Healthier happier staff = healthier patients

Author: Alan Lofthouse

Published in: Summer 2018 Edition of Ambulance Today Magazine

At the end of 2014, and early 2015, we went through a period of industrial action in the NHS over pay involving two 4-hour stoppages. In the ambulance sector, many staff were not prepared to come to work, even under emergency life and limb cover arrangements. This led the government to put the army on standby. So, what happened and what have we learnt? 

Why were staff not prepared to come in? Well the answer lies in the fact that ambulance staff have been raising issues with workload, pressure, demand and lack of support for a number of years. Trouble was no one was listening. Performance dominated Trust boards and finance fixated commissioners missed the warning signs. 

Here came an opportunity for staff to make themselves heard. They voted with their feet in the knowledge that their legal right to take lawful industrial action would protect them. When it came to settling the dispute, we made sure that ambulance staff wellbeing was part of the final settlement. 
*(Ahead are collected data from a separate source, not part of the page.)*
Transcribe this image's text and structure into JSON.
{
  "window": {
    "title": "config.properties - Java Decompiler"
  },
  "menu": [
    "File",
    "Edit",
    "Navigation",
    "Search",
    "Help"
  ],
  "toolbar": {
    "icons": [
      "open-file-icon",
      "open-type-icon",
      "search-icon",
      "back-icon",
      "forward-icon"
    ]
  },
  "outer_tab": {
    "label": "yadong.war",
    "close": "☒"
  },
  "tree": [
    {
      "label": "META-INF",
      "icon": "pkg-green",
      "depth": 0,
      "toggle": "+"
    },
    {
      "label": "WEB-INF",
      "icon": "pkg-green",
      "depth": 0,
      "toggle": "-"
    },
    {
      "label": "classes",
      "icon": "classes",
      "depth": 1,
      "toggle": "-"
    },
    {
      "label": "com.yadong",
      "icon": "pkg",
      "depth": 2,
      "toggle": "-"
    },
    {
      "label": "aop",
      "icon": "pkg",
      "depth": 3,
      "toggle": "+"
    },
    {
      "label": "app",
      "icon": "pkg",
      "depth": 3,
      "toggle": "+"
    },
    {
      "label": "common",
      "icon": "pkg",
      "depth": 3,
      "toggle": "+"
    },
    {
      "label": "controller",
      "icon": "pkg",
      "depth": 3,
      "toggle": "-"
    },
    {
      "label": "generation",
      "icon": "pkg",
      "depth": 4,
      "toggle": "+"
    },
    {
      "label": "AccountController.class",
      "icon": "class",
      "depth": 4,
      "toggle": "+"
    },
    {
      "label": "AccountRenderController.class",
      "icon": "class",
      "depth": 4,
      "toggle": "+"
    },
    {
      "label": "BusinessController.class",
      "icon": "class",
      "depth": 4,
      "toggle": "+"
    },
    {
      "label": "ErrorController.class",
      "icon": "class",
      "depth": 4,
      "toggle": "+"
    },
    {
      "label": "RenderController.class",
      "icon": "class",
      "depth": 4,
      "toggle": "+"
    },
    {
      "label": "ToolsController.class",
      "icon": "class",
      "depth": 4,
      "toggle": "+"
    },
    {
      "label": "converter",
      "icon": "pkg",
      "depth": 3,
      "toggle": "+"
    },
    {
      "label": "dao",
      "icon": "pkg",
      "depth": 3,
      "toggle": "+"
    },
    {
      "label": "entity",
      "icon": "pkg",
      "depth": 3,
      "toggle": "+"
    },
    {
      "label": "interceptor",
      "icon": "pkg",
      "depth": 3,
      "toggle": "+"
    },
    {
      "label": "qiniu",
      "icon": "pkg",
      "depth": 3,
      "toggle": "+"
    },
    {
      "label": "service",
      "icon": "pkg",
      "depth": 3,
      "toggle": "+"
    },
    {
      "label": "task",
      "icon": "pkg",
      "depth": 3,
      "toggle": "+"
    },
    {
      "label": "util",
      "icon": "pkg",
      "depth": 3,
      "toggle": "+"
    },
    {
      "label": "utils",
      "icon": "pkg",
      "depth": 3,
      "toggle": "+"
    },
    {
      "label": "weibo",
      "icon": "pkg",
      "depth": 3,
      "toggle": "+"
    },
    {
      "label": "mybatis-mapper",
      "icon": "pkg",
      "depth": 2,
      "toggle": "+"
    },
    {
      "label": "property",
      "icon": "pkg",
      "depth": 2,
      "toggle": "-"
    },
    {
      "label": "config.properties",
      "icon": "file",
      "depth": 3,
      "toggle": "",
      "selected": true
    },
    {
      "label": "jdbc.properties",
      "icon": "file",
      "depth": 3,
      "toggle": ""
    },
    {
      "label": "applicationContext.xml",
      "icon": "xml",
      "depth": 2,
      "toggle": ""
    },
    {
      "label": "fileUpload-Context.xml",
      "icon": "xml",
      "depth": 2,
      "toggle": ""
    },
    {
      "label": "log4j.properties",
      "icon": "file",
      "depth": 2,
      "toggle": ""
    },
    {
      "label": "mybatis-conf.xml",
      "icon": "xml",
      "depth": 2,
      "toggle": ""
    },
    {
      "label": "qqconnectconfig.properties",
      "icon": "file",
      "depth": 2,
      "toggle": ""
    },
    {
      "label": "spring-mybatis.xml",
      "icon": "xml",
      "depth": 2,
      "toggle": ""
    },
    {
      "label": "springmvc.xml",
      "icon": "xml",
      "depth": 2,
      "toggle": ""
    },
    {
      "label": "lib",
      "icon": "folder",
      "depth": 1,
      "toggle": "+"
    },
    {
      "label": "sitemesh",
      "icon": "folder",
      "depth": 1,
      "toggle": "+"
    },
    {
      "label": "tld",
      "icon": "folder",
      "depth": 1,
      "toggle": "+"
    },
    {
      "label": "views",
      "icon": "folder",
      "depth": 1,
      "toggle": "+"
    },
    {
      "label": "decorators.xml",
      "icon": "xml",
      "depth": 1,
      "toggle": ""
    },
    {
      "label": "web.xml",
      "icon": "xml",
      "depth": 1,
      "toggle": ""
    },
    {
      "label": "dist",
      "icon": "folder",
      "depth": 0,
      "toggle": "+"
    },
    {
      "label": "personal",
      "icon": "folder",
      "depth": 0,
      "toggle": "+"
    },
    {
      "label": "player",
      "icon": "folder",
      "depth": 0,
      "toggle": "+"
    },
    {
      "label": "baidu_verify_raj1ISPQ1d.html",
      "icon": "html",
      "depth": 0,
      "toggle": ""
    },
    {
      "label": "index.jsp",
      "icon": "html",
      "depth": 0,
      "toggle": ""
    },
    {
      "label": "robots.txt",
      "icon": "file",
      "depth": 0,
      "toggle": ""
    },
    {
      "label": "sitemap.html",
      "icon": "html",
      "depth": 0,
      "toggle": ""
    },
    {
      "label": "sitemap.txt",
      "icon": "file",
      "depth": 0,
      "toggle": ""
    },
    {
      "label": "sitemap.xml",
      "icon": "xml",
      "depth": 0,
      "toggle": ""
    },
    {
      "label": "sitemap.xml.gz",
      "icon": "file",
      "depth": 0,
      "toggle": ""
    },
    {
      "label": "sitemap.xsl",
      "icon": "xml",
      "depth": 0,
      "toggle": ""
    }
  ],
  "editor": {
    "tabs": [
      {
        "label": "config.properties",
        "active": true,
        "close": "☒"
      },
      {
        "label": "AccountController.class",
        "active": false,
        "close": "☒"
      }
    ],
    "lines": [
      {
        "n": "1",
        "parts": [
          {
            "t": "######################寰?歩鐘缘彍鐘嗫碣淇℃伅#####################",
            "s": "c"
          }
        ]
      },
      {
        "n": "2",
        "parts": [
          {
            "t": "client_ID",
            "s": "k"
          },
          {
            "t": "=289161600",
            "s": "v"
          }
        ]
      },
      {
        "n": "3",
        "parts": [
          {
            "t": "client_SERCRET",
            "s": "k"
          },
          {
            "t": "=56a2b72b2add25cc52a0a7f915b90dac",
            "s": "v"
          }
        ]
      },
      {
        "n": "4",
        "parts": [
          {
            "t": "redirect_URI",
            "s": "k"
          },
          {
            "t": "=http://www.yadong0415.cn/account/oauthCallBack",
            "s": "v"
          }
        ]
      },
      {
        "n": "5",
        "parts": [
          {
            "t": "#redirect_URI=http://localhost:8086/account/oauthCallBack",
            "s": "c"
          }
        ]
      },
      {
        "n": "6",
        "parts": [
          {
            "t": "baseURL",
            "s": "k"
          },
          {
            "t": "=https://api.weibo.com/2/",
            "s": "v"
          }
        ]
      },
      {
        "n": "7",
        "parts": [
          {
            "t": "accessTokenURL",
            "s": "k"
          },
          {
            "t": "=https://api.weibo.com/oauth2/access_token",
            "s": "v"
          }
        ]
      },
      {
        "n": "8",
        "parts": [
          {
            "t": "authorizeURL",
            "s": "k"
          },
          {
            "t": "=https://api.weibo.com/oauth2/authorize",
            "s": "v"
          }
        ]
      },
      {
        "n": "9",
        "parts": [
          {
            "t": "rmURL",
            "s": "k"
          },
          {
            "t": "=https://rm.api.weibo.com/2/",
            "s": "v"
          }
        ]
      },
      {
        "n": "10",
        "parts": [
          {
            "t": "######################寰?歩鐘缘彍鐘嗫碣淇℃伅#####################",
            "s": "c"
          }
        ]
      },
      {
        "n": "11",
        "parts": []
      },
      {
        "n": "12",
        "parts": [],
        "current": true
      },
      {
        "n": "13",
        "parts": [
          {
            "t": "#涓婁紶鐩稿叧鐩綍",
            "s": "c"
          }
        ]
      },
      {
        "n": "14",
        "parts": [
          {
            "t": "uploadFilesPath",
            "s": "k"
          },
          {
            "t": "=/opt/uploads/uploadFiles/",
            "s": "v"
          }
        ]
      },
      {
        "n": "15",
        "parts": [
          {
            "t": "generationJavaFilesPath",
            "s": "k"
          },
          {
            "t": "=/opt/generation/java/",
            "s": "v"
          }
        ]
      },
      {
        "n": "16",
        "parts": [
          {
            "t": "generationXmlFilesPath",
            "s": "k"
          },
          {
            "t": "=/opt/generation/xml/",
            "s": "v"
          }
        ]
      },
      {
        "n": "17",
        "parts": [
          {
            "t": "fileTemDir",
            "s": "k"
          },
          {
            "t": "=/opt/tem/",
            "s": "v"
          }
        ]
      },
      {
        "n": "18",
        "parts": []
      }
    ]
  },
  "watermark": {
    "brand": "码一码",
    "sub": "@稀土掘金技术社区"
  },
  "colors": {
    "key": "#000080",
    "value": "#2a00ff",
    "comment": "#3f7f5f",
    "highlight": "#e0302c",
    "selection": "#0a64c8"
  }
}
So, what has happened since then? Well, we have been working to develop a collaborative approach between Ambulance Employers, Trade Unions and NHS Employers to improve the mental health and wellbeing of the ambulance services workforce. 

We started by bringing together staff and employers to discuss the challenges each group faced. We have to recognise, whether we agree or not, that there is a policy of austerity in government meaning budgets are increasingly tight and the expectation is that employers will do more with less. However, this policy leads to problems for employers as staff leave jobs for less stressful and better paid work leading to recruitment and retention problems. 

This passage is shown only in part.